The Freedom From Religion Foundation sent a letter to state officials on Cragun’s behalf, but they were told the same thing. There was no remedy. Unless lawmakers passed a bill to change the oath — good luck with that — nothing would change.
That’s why FFRF is now filing a federal lawsuit against the state on behalf of Cragun and three other atheists. They say in the complaint:
The Secretary of State and the State of Alabama are coercing a statement of belief in a monotheistic deity by requiring nontheists to swear “so help me God” in order to register to vote.
… 48 states in the United States do not require voters to swear “so help me God” in order to register to vote. The lone exception, North Dakota, does not require voters to register at all. Alabama is the only state that has voter registration forms that violate the rights of conscience of voters who are nontheists.
All of this could be remedied if Alabama either gives atheists the exact same form without the religious wording or removes the unnecessary words from the oath altogether. Instead, it may take a court order for them to keep voting secular, just as it should be.
The plaintiffs are also asking for a declaratory judgment that the secretary of state has violated the U.S. Constitution by issuing voter registration forms that require all registrants to swear “so help me God” without the option of a secular affirmation.
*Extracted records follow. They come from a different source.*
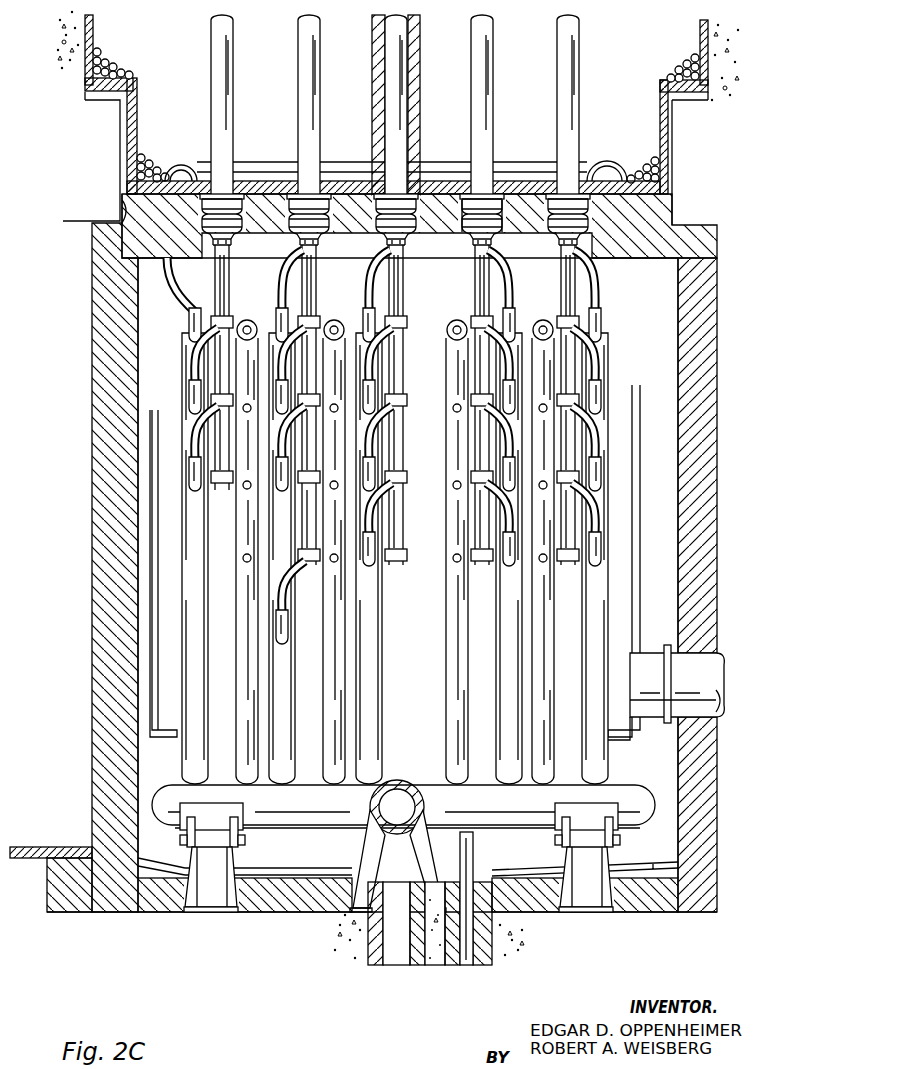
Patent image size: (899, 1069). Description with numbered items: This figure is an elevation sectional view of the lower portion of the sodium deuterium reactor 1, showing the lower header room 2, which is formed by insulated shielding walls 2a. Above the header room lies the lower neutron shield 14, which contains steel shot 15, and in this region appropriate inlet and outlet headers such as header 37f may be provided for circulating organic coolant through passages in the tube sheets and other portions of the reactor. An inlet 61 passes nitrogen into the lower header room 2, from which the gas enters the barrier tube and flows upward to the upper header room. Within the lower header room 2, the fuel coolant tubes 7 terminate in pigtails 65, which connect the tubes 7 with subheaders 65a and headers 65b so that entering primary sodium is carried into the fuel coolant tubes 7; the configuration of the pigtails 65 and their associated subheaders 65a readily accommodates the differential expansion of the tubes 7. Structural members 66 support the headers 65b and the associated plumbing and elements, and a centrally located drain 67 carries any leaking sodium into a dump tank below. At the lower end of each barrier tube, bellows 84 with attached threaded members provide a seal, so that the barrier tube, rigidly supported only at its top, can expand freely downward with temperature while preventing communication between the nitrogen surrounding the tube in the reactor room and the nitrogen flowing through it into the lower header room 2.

The sodium deuterium reactor 1 is at (90, 568).
The lower header room 2 is at (157, 368).
The insulated shielding walls 2a is at (540, 181).
The fuel coolant tubes 7 is at (230, 262).
The lower neutron shield 14 is at (176, 82).
The steel shot 15 is at (142, 178).
The inlet and outlet header 37f is at (598, 163).
The inlet 61 is at (680, 652).
The pigtails 65 is at (292, 304).
The subheaders 65a is at (380, 655).
The headers 65b is at (420, 790).
The structural members 66 is at (240, 860).
The drain 67 is at (395, 945).
The bellows 84 is at (494, 238).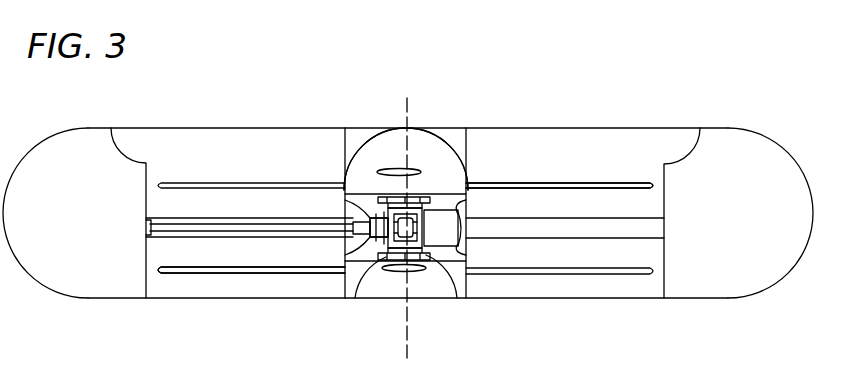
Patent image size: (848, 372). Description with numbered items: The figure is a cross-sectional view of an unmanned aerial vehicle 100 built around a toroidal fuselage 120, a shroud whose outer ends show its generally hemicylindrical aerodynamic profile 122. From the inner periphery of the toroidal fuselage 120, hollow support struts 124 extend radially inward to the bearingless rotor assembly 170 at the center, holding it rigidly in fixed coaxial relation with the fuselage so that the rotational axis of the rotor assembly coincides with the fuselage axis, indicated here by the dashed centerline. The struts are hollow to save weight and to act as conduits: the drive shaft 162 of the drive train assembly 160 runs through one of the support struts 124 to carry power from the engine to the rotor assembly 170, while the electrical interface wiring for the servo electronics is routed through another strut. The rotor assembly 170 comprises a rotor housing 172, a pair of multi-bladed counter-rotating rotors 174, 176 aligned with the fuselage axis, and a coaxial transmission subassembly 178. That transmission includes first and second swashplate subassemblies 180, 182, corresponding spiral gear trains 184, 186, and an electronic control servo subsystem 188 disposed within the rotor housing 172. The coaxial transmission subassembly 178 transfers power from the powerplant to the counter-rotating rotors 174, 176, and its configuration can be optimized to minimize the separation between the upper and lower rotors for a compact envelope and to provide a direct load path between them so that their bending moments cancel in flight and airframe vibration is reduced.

The unmanned aerial vehicle 100 is at (300, 75).
The toroidal fuselage 120 is at (408, 185).
The hemicylindrical aerodynamic profile 122 is at (781, 153).
The support struts 124 is at (212, 238).
The drive train assembly 160 is at (208, 210).
The drive shaft 162 is at (230, 225).
The rotor assembly 170 is at (420, 117).
The rotor housing 172 is at (437, 131).
The upper counter-rotating rotor 174 is at (578, 176).
The lower counter-rotating rotor 176 is at (256, 278).
The coaxial transmission subassembly 178 is at (370, 256).
The first swashplate subassembly 180 is at (388, 204).
The second swashplate subassembly 182 is at (411, 260).
The first gear train 184 is at (422, 196).
The second gear train 186 is at (436, 250).
The electronic control servo subsystem 188 is at (436, 222).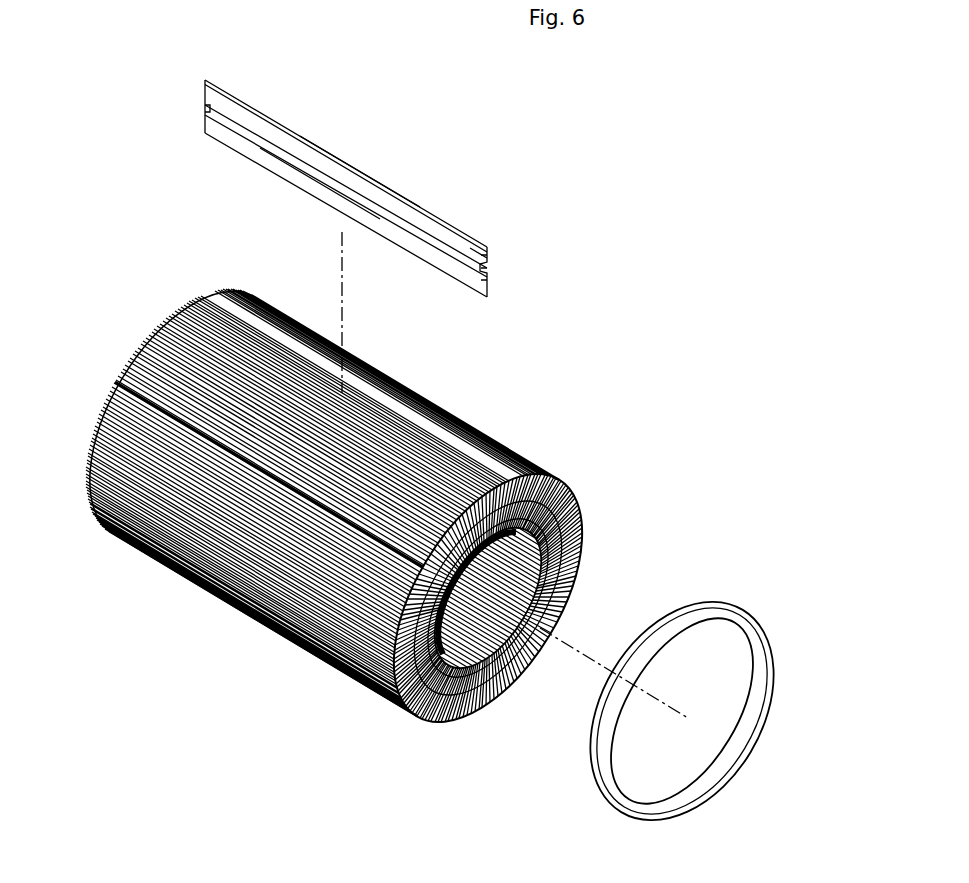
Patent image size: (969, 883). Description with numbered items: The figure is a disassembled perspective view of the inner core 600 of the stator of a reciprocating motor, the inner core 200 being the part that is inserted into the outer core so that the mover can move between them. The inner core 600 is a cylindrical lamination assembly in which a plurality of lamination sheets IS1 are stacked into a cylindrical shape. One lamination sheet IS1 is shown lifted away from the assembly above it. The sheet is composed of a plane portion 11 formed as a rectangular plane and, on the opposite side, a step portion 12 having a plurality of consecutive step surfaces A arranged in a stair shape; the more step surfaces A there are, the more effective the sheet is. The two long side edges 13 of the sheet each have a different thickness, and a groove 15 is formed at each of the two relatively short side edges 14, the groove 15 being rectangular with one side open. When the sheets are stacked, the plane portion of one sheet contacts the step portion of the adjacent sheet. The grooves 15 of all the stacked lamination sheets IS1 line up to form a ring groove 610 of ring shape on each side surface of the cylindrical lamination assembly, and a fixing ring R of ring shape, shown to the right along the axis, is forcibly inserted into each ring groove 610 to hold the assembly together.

The plane portion 11 is at (463, 226).
The step portion 12 is at (548, 256).
The long side edges 13 is at (311, 142).
The short side edges 14 is at (206, 80).
The groove 15 is at (205, 107).
The step surfaces A is at (488, 258).
The lamination sheet IS1 is at (412, 172).
The inner core 200 is at (538, 436).
The inner core 600 is at (315, 683).
The ring groove 610 is at (466, 722).
The fixing ring R is at (763, 606).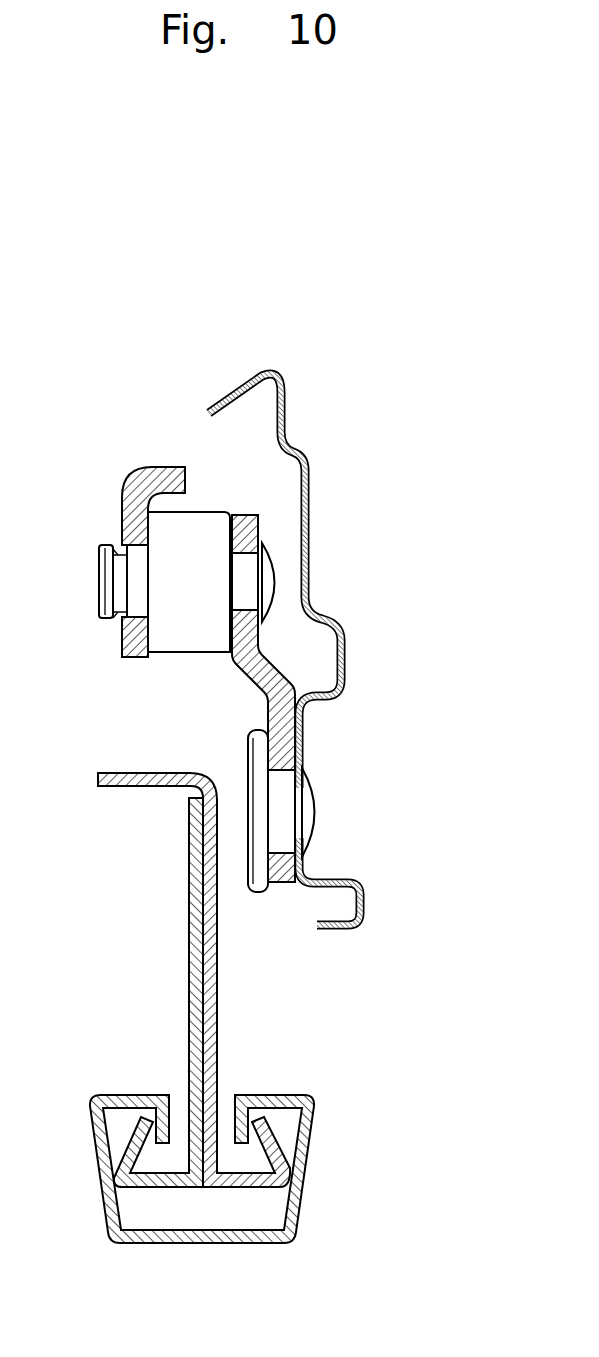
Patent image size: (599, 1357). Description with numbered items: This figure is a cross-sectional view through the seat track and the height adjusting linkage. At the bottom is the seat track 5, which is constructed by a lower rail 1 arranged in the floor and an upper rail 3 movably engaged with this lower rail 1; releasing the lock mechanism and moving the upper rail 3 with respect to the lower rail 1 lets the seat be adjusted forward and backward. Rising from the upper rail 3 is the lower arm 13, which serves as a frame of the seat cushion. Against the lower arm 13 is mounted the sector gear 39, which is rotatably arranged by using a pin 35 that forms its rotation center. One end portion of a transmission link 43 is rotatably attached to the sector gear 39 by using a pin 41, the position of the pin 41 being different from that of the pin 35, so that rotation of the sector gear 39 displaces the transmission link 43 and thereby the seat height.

“The secretary of state has willfully excluded nontheist citizens from registering to vote,” says FFRF Senior Litigation Counsel Patrick Elliott, “and is coercing a statement of belief in a monotheistic god by requiring nontheists to swear a religious oath.”
“It is deplorable that in our secular nation nontheistic citizens are encountering a religious test to register to vote,” says FFRF Co-President Annie Laurie Gaylor. “No citizen should have to choose between their right to vote and their freedom of conscience.”
It’s absurd that atheists have to do all this work in order to get the state of Alabama to do the bare minimum. But those plaintiffs are showing a lot of courage by fighting this absurd law in a state where alleged child molester and Ten Commandments enthusiast Roy Moore twice headed up the Supreme Court and Christianity is practically baked into the culture.
None of that, however, means the state can deviate from keeping the government secular.